The Controlled Substances Act (CSA) regulates five classes of drugs: narcotics, depressants, stimulants, hallucinogens, and anabolic steroids. Each class has distinguishing properties, and drugs within each class often produce similar effects. However, all controlled substances, regardless of class, share a number of common features. It is the purpose of this introduction to familiarize the reader with some of these shared features and to give definition to terms (printed in bold) frequently associated with these drugs.

With the exception of anabolic steroids, drugs in the other classes are utilized to alter mood, thought, and feeling through their actions on the central nervous system (brain and spinal cord). For example, some of these drugs alleviate pain, anxiety, or depression. Some induce sleep and others energize. Though therapeutically useful, the "feel good" effects of these drugs contribute to their abuse. The extent to which a substance is reliably capable of producing intensely pleasurable feelings (euphoria) increases the likelihood of that substance being abused.

When drugs are used in a manner or amount inconsistent with the medical or social patterns of a culture, it is called drug abuse. In legal terms, the non-sanctioned use of substances controlled in Schedules I through V of the CSA is considered drug abuse. While legal pharmaceuticals placed under control in the CSA are prescribed and used by patients for medical treatment, the use of these same pharmaceuticals outside the scope of Sound medical practice is drug abuse.

In addition to having abuse potential, most controlled substances are capable of producing dependence, either physical or psychological. Physical dependence refers to the changes that have occurred in the body after repeated use of a drug that necessitates the continued administration of the drug to prevent a withdrawal syndrome. This withdrawal syndrome can range from mildly unpleasant to life-threatening and is dependent on a number of factors. The type of withdrawal experienced is related to the drug being used; the dose and route of administration; concurrent use of other drugs; frequency and duration of drug use; and the age, sex, health, and genetic makeup of the user. Psychological dependence refers to the perceived "need" or "craving" for a drug. Individuals who are psychologically dependent on a particular substance often feel that they cannot function without continued use of that substance.

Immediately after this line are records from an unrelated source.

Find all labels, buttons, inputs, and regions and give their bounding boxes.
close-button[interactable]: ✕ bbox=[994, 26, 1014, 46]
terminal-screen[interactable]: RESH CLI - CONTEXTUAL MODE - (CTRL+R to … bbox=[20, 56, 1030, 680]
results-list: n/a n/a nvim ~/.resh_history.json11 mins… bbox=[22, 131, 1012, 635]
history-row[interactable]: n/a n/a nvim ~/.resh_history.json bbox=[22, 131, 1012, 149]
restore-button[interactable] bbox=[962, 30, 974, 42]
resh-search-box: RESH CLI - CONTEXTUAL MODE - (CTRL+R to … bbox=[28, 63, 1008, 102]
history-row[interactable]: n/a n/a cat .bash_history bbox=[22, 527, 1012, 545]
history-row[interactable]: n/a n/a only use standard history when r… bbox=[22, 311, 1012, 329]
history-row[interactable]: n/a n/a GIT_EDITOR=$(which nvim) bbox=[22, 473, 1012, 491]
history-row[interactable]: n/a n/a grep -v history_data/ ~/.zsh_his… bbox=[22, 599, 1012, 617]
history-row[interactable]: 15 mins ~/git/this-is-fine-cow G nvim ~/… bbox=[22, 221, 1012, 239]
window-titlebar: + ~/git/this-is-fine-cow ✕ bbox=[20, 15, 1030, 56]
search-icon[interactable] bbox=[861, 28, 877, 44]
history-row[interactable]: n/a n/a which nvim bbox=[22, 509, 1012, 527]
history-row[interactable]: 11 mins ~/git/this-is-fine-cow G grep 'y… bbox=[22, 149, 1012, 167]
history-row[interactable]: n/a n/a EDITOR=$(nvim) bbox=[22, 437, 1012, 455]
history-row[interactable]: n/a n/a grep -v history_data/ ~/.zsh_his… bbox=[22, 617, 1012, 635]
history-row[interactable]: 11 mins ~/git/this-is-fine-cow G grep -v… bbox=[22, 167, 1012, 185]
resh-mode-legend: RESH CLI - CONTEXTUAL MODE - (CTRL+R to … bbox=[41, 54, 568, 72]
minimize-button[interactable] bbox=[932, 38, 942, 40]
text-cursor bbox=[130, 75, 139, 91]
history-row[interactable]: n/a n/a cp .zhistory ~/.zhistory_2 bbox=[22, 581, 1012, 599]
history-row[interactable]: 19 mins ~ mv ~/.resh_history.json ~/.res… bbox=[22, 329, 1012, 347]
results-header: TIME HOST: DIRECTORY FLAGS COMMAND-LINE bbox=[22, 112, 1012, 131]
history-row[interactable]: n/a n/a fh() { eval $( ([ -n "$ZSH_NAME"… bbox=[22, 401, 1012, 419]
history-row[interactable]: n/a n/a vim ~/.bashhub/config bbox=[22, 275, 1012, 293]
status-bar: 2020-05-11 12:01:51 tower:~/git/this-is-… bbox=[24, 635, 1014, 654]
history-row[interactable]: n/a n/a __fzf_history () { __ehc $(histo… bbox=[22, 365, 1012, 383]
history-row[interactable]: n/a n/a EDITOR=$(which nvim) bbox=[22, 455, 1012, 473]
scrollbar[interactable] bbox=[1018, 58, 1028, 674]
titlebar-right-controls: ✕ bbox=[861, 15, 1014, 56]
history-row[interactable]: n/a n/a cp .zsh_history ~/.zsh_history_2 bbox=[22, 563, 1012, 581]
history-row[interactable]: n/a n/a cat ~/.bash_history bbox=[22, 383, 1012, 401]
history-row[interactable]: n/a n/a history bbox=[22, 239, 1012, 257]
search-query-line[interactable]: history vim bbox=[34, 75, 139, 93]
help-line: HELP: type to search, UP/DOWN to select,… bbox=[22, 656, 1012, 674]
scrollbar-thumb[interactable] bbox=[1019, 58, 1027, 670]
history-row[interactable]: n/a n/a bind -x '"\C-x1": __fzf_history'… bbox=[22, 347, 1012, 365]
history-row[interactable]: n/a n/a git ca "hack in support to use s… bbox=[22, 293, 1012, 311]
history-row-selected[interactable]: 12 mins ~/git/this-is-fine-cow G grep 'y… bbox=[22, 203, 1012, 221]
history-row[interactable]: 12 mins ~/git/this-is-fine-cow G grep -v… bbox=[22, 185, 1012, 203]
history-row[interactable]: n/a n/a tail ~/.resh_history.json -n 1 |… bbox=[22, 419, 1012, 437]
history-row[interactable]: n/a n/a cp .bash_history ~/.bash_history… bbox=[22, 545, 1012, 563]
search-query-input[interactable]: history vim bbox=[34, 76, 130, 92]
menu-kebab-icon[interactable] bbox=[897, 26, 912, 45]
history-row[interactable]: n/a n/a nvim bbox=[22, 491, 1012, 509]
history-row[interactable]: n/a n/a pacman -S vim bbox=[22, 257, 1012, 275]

While physical dependence disappears within days or weeks after drug use stops, psychological dependence can last much longer and is one of the primary reasons for relapse/initiation of drug use after a period of abstinence).

Youths are especially vulnerable to drug abuse. According to N IDA, young Americans engaged in extraordinary levels of illicit drug use in the last third of the twentieth century. Today, the majority of young people (about 55 percent) have used an illicit drug by the time they leave high school and about 25 percent of all seniors are current (within the past month) users. The behaviors associated with teen and preteen drug use often result in tragic consequences with untold harm to others, themselves, and their families. For example, an analysis of data from the National Household Survey on Drug Abuse indicates that youngsters between the ages of 12 and 17 who have smoked marijuana within the past year are more than twice as likely to cut class, steal, attack people, and destroy property than are those who did not smoke marijuana. The more frequently a youth smokes marijuana, the more likely he or she is to engage in these antisocial behaviors.